Published: December 13, 2012 at 11:49 am

COMPOSERS: Goebbels
LABELS: ECM
ALBUM TITLE: Goebbels: Stifters Dinge
WORKS: Sifters Dinge
PERFORMER: Heiner Goebbels (director), Hubert Machnik (programming), Klaus Glünberg (artistic conception)
CATALOGUE NO: 4764193

Heiner Goebbels is a complete original. His works defy generic boundaries, juxtaposing sound, music, speech, and projected images in fascinating collages. His aim, he says, is to pose questions to themes that fascinate him. In this case, the theme is Adalbert Stifter, a 19th-century Austrian author who wrote mystically intense descriptions of nature.

The ‘dinge’ (things) of the title are named in its 12 movements: Fog, Salt, Water, and so on. But this is no simple setting of Stifter’s quietly reverent texts, though we do hear his words in translation. Alongside them are texts from other writers, including Lévi-Strauss, which catch the theme of environmental destruction in Stifter. We hear scratchy old recordings of Columbian Indians, and traditional Greek songs. Underlying all this is a stream of echoing, throbbing piano music, ‘played’ by mechanical devices on five grand pianos.
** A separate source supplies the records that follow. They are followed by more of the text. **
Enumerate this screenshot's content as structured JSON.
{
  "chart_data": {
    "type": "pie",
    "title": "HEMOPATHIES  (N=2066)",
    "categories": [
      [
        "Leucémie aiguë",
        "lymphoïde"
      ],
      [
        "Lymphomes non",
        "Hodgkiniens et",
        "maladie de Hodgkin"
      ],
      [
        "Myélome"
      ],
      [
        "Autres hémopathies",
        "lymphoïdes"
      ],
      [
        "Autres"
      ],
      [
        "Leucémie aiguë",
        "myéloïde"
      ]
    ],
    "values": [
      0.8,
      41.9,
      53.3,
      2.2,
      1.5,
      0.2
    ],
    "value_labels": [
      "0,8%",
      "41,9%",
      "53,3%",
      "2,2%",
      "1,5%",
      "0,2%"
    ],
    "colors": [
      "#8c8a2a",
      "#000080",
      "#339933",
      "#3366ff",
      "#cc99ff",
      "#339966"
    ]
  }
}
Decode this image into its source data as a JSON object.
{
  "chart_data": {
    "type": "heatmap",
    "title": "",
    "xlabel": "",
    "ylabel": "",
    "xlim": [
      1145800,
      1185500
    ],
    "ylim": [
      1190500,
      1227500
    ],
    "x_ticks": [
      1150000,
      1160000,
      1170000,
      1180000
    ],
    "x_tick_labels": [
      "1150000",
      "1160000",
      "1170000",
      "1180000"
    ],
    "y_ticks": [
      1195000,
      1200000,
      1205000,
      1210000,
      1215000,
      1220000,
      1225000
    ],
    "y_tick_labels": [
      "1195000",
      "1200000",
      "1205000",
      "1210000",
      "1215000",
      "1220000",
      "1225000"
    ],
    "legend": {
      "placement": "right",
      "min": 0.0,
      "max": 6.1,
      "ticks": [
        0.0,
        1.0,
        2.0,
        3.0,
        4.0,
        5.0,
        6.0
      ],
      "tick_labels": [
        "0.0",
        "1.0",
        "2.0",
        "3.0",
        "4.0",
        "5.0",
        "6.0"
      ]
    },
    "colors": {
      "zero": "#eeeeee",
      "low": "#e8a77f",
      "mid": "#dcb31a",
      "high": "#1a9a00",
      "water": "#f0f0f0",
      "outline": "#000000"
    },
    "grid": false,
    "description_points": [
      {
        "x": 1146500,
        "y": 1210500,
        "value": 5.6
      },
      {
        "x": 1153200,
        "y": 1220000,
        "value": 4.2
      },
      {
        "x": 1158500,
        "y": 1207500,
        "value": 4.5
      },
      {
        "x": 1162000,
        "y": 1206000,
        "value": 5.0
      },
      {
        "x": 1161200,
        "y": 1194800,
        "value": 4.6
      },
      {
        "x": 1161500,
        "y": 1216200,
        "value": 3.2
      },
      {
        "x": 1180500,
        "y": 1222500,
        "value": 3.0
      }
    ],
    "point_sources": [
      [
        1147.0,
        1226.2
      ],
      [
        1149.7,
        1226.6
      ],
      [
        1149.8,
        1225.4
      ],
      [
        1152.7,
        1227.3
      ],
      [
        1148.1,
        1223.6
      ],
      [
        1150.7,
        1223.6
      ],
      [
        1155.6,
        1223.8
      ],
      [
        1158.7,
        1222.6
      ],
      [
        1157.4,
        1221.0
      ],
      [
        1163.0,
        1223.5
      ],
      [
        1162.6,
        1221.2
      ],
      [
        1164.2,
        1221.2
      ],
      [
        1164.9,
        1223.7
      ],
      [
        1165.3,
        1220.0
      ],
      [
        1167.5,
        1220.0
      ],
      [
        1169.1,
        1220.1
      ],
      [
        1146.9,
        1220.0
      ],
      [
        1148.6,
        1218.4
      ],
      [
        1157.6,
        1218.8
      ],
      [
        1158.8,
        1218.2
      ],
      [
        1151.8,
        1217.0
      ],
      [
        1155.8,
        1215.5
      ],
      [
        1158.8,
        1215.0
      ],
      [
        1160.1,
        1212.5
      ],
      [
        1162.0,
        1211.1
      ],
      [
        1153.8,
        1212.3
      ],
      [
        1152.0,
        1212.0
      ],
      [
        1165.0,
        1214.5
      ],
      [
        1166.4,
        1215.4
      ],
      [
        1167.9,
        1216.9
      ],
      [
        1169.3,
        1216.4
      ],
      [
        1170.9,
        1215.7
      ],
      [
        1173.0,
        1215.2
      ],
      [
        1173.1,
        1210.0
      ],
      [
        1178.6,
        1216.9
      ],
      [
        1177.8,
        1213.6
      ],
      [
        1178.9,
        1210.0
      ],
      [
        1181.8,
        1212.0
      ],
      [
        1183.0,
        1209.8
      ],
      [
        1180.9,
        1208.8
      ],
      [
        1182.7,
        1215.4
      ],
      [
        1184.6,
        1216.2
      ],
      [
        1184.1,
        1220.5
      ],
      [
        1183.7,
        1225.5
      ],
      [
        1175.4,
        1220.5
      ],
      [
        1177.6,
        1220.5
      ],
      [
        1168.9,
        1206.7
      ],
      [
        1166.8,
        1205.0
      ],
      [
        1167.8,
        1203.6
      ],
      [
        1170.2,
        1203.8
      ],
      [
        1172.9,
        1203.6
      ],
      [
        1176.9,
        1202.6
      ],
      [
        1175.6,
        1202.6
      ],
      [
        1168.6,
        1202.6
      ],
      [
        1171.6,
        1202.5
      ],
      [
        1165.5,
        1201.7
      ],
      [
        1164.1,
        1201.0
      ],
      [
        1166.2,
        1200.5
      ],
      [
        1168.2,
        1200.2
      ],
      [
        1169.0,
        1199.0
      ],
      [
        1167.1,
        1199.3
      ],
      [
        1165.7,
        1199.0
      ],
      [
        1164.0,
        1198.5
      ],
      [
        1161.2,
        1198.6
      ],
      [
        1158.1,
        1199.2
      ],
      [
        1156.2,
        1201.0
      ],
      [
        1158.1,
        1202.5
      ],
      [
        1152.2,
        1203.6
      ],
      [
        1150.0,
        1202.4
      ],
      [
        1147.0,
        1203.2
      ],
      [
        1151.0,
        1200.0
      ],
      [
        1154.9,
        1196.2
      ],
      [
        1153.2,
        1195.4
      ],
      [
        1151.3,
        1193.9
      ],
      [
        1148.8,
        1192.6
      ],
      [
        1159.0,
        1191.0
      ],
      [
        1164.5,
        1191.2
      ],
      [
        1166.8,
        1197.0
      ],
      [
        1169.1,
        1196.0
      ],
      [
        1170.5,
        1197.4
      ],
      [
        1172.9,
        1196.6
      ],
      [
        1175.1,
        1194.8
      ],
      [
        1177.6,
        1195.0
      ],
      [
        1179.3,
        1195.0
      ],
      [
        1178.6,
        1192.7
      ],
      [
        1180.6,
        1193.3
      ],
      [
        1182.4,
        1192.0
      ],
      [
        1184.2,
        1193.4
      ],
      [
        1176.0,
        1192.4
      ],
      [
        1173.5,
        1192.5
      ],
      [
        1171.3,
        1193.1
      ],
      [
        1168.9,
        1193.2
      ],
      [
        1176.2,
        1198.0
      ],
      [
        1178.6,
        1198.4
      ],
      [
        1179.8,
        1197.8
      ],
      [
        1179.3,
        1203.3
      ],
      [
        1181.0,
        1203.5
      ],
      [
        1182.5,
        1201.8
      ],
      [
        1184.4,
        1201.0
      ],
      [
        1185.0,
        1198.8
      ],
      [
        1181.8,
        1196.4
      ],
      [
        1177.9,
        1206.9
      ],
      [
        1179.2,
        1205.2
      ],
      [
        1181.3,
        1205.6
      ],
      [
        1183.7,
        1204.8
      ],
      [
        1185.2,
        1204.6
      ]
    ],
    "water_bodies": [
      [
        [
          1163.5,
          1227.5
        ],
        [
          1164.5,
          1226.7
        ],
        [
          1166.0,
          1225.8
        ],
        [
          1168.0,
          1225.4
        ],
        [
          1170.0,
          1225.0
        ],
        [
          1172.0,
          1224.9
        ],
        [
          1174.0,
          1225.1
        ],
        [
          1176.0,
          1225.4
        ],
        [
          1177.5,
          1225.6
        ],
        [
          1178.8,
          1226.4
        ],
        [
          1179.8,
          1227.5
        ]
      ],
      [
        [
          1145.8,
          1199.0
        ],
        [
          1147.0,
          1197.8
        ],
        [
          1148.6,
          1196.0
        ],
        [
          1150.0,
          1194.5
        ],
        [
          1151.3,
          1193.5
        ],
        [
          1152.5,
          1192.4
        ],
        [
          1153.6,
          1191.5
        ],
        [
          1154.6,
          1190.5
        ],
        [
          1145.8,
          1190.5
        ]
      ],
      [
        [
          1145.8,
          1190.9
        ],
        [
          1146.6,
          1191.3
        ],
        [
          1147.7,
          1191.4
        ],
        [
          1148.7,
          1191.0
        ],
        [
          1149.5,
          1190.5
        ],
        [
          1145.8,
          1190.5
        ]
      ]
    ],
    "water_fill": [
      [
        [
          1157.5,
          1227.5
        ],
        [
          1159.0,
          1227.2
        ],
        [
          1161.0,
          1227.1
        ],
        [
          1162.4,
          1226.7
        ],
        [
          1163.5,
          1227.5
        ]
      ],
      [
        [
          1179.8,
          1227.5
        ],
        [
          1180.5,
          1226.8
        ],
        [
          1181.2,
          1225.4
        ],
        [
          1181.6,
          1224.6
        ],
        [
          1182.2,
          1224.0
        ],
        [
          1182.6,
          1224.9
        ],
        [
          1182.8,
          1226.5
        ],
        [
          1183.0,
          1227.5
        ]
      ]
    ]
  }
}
On CD the piece lacks the riveting accompanying visuals, which show the pianos advancing on a metal frame over pools of blackening ‘polluted’ water, amid fascinating projected images. Without them, the music does sometimes seem thin. But the longeurs are outweighed by moments of sudden grandeur and drama, and a fascinating atmosphere of dark menace.